Hamas’ revenue plan for Gaza: ‘Big business pays its share’

Special to WorldTribune.com

GAZA CITY — Hamas has intensified measures to gain revenues in the Gaza Strip.

Palestinian sources said Hamas decided to impose taxes on major companies and banks in the Gaza Strip. They said the revenues were meant to renew salaries to Hamas’ rank-and-file who served as civil servants since 2007.

Hamas spokesman Sami Abu Zuhri
Hamas spokesman Sami Abu Zuhri

“The plan is to ensure that big business pays its share,” a source said.

The sources said Hamas also imposed new taxes on importers and exporters.
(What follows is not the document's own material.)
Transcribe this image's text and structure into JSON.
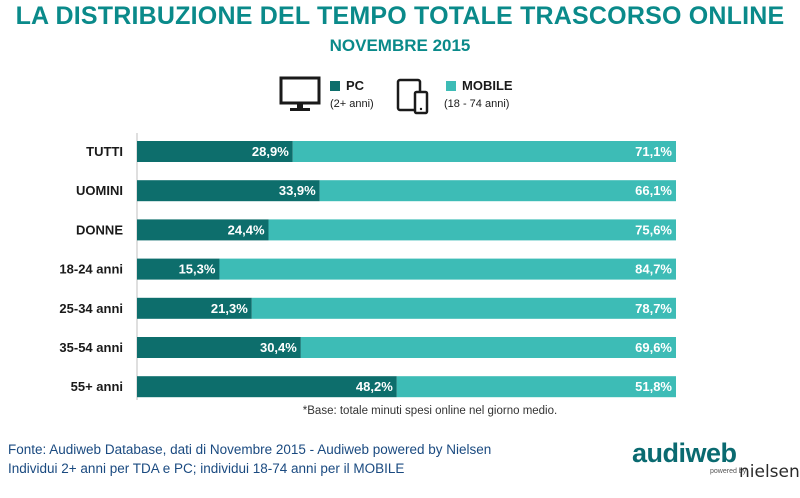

They said Hamas could gain several millions of dollars per year by taxing those importers benefiting from the $5.4. billion international reconstruction program in the Gaza Strip.

On Jan. 27, the United Nations announced it suspended funding for the repair of damaged homes in the Gaza Strip. The UN Refugee and Works Agency said it received only $135 million in pledges for a $720 million program.

“$5.4 billion was pledged at the Cairo conference last October and virtually none of it has reached Gaza,” UNRWA director in the Gaza Strip, Robert Turner, said. “This is distressing and unacceptable.”

The tax program was decided amid delays in pledges of hundreds of millions of dollars by such Hamas supporters as Qatar and Turkey. The sources said pressure by Egypt and Saudi Arabia as well as the sharp decline in crude oil prices blocked some $400 million from arriving in the Gaza Strip.

“The failure to pay the salaries of the public workers in Gaza is a real crime, which the consensus government commits against the Palestinian public in Gaza,” Hamas spokesman Sami Abu Zuhri said. “The failure to pay the salaries of Gaza public workers is a mere political blackmail and punishment.”

Hamas has been under pressure from up to 50,000 civil servants dismissed by the return of the Palestinian Authority. Instead, the PA has restored the positions of thousands of Fatah members ousted in the Hamas coup in 2007.

“We urge all the international concerned parties to intervene with immediate effect to prevent the situation reaching the stage of explosion.” Palestinian Legislative Council chairman Ahmed Baher, a Hamas member, said.

In an analysis on Jan. 24, the Hamas daily Al Resala said the failure to pay government salaries sparked a decline of support for the new Fatah-Hamas government. The newspaper also asserted that opponents were trying to “consume Hamas financially.” Still, Hamas was not expected to return to its former government.

“PA President Mahmoud Abbas is betting that Hamas will lose its temper and launch a thoughtless revolution,” Yehya Mussa, a senior Hamas political operative, said.